O procurador-geral considera que, ao dar o cargo para Lula, Dilma quis retirar as investigações contra ele das mãos do juiz federal Sergio Moro, que conduz a Operação Lava Jato na primeira instância, e transferi-las para o Supremo Tribunal Federal (STF), o foro indicado para processar ministros de Estado. O procurador afirmou que a atuação da presidente foi “fortemente inusual” e serviu para “tumultuar” as investigações.

No documento, Janot afirma que o governo operou em várias frentes para tentar prejudicar as investigações contra Lula. “A nomeação e a posse do ex-presidente foram mais uma dessas iniciativas praticadas com a intenção, sem prejuízo de outras potencialmente legítimas, de afetar a competência do juízo de primeiro grau e tumultuar o andamento das investigações criminais no caso Lava Jato”, escreveu o procurador.

Para elaborar o parecer, o procurador levou em consideração as interceptações telefônicas de Lula divulgadas por Moro. Em especial, o diálogo em que Lula pede ao ministro Jaques Wagner, hoje chefe de gabinete de Dilma, que conversasse com a ministra Rosa Weber do STF, sobre um processo de seu interesse.

O procurador também considerou o depoimento do senador Delcídio do Amaral na Lava Jato, e citou ainda o diálogo em que a presidente Dilma diz a Lula que um mensageiro entregaria a ele o termo de posse, para ser usado “em caso de necessidade”.

Realmente, identificado o desvio de finalidade o caminho é a nulidade do ato administrativo e ela pode ser avaliada em mandado de segurança diante de direito líquido e certo e prova documental inconteste, que demonstre a ilegalidade do ato e seu abuso de poder por parte da autoridade coatora e impetrada.

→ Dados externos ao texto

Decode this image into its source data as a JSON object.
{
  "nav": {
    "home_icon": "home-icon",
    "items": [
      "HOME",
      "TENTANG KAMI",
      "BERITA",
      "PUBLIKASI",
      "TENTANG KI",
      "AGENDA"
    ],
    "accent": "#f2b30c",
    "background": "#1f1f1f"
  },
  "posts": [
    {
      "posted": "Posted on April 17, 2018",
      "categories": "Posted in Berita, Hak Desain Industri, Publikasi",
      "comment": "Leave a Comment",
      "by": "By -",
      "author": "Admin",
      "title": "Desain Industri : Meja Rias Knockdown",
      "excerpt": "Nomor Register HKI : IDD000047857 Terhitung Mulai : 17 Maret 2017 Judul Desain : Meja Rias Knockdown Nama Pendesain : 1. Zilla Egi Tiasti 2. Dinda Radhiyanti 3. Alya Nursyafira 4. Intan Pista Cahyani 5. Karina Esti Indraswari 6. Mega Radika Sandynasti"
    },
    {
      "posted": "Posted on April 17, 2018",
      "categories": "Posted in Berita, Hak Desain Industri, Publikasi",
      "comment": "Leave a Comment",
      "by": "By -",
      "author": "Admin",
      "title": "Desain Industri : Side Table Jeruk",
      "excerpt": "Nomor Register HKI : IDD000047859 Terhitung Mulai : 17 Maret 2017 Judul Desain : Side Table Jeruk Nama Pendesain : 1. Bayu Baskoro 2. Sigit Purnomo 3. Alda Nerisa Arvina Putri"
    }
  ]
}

Como bem disse Miguel Seabra Fagundes (O controle dos atos administrativos pelo Poder Judiciário, segunda edição, pág. 89), “a atividade administrativa, sendo condicionada pela lei à obtenção de determinados resultados, não pode a Administração Pública deles se desviar, demandando resultados diversos dos visados pelo legislador.

Os atos administrativos devem procurar atingir as consequências que al lei teve em vista quando autorizou a sua pratica, sob pena de nulidade”.

Sabe-se que são elementos do ato administrativo: sujeito, forma, objeto, motivo e finalidade. Por certo é usada a expressão elementos do ato administrativo para indicar os requisitos do ato.

Finalidade é o bem jurídico objetivado pelo ato. Entende-se como o resultado previsto legalmente como o correspondente à tipologia do ato administrativo, consistindo no alcance dos objetivos por ele comportados, como disse Celso Antônio Bandeira de Mello (Curso de direito administrativo, 26ª edição, página 399).

Mas ocorre desvio do poder, e, portanto, invalidade, quando o agente se serve de um ato para satisfazer finalidade alheia à natureza do ato utilizado.

De dois modos pode manifestar-se o desvio de poder: quando o agente busca uma finalidade alheia ao interesse público. Isso sucede ao pretender usar de seus poderes para prejudicar um inimigo ou para beneficiar a si próprio ou a um amigo; quando o agente busca uma finalidade – ainda que interesse público – alheia à “categoria” do ato que utilizou. Ainda na lição de Miguel Seabra Fagundes (obra citada, 5ª edição, pág. 72 e 73): “Nada importa que a diferente finalidade com que tenha agido seja moralmente licita. Mesmo moralizada e justa, o ato será inválido por divergir da orientação legal.”

Abre-se o caminho para investigar criminalmente a atual presidente da República por crime de responsabilidade e ainda por crime comum.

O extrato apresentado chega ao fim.